Traditional drugs are often intended for the inhibition or activation of some biological protein. However, all protein molecules in vivo have a vast array of physiological functions, and the inhibition of all their functions is bound to lead to side effects.

 

 

Small peptide drugs we have devised aim to interrupt the direct binding of target protein molecules to specific proteins without affecting the normal physiological functions of target proteins. These small peptide drugs have achieved remarkable success in the animal models of psychiatric disorders such as stroke, epilepsy, learning disabilities, and drug addiction. We are conducting further trials to verify the clinical feasibility of these drugs.

The learning and memory in the brain is one of the most important physiological functions of the nervous system. Glutamic acid is the primary substance that mediates the transmission of nerve signals, and the glutamate receptors involved in synaptic plasticity in nerve cells provide a cellular biological basis for learning and memory.

 

We will delve deeply into this mechanism from the molecular cytology aspect, and explore how to help the brain improve or restore its normal learning and memory function in the process of related nervous system diseases.
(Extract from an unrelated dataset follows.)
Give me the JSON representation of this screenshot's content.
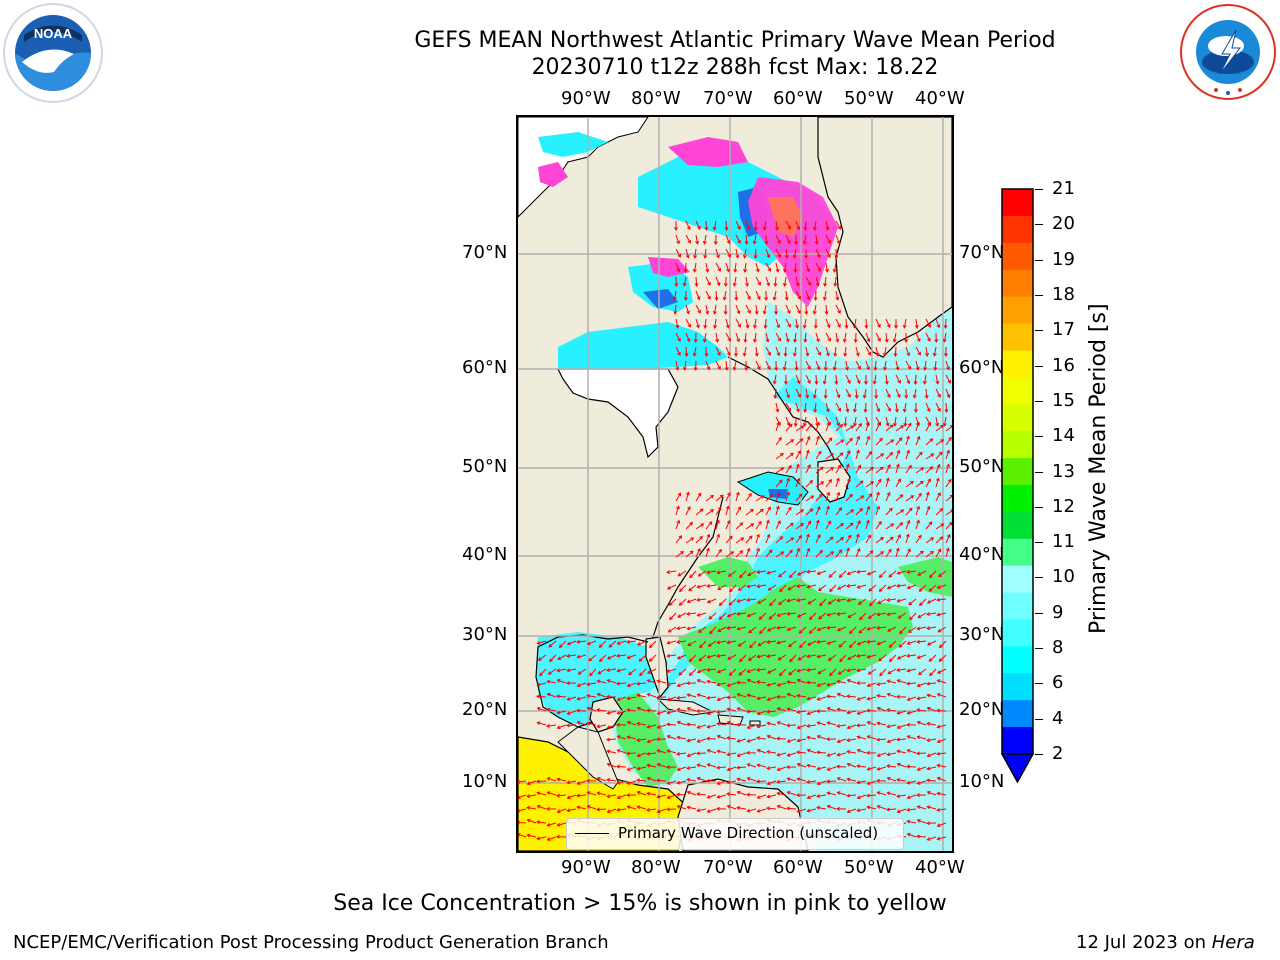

Ion channels are a wide class of pore-forming proteins, which are responsible for signal transduction between nerve cells. They play a very important role in nervous system, muscle system, cardiac muscle cells, immune cells, and many visceral systems. Gene defects on ion channel proteins are the causes of many congenital diseases. Ion channels are also a very common research target during the study of new drugs.

 

We are committed to exploring the mechanism of action of the unknown ion channels, and the changes of the ion channels in the neurologic disease, in the expectation of presenting an updated treatment strategy.

In the human brain, the ratio of glial cells to neurons is about 10 to 1. They provide support, nutrition, and maintain a good microenvironment for the nervous system. Our recent research found that one end of glial cells is linked to neuron cells, while the other end adheres to the walls of cerebral vessels, which directly regulate cerebral vasodilation or vasoconstriction according to the needs of neurons. Nonetheless, such a function of glial cells can be severely damaged after stroke or brain injury.

 

We will further study the physiological roles of glial cells and their expression in neuropathology, in an effort to improve the regulation function of glial cells on the blood vessels in the injured brain.